Kernmotief in deze roman is de drang van sommige mensen aan deze kunstmatigheid te ontsnappen, met als doel terug te keren tot het onvolmaakte leven, zoals vroegere generaties dat moeten hebben gekend. De mensen die deze keuze maken, zijn de ‘onvolmaakten’; het zijn de outcasts van de maatschappij der toekomst. Deze ‘onvolmaakten’ kiezen voor de tragedie, als het eigenlijke leven; ze verwoorden dit op een manier die aan Nietzsche herinnert, als onontkoombaar, esthetisch, afgrondelijk – maar in elk geval waarachtig. Je zou zeggen dat deze ‘onvolmaakten’ toch een veel leukere keuze kunnen maken, de tragiek voorbij, als ze zich maar conformeren aan het systeem. Maar de tragische conditie ervaren de ‘onvolmaakten’ als de eigenlijke – en dus zingevende – modus van menselijkheid. Het is een situatie waarin de roep om verlossing niet gesmoord wordt met technisch-digitale oplossingen, maar juist in zijn rauwheid moet blijven klinken. Waar de klacht sterft, sterft de mens. En daarmee blijkt dit bestaan der ‘onvolmaakten’ te mikken op zin en perspectief, naar menselijke maat.
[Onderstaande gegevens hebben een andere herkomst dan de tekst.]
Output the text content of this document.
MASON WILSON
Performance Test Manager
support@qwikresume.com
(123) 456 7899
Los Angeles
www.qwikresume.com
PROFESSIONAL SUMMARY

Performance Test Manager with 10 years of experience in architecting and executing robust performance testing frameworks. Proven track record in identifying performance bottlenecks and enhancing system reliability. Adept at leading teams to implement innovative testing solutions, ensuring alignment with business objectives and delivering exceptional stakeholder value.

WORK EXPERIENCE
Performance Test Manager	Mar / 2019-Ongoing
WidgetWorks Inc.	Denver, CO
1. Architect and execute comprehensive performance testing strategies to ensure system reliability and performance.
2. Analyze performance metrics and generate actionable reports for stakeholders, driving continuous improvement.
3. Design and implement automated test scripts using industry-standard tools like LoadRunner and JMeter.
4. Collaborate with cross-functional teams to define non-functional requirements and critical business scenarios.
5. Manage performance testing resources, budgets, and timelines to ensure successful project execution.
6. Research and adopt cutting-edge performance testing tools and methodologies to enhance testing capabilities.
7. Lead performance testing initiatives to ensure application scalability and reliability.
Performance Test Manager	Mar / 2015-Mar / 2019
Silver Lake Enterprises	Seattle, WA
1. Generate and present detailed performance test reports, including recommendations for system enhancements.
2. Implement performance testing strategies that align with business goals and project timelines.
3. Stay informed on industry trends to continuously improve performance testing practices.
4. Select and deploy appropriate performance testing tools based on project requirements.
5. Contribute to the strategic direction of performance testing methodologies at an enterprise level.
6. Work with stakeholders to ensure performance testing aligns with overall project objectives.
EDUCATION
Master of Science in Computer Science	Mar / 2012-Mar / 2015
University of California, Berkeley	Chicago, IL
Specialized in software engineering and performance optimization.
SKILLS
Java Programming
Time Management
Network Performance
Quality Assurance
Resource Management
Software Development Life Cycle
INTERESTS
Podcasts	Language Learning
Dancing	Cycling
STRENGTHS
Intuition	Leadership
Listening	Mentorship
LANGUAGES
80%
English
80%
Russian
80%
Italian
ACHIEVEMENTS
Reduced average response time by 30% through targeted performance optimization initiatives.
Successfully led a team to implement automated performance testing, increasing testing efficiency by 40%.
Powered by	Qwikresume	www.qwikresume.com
De staat van digitaal-technische perfectie is kennelijk een ondraaglijke tragedie voor de mens, vastgelegd als die dan zal zijn in algoritmes, passend in een gedatificeerde lotsbedeling.
Het onvergelijkbare
Ook in Klont van Maxim Februari staat de schijnwerper vol op de zelfvervreemding van de mens. De ontwikkeling die in deze roman in beeld komt, wordt steevast datificering genoemd: de omzetting van alles in data. Daarmee raakt het unieke en eigene van de afzonderlijke mens uit beeld. Uiteenlopende personages in de roman filosoferen over het onheil daarvan, vaak met treffende observaties. Maar als het de ándere kant op moet, weg van datificering en vervreemding - wat komt er dan in zicht? Het antwoord wijst interessant genoeg naar het fenomeen ‘roman’.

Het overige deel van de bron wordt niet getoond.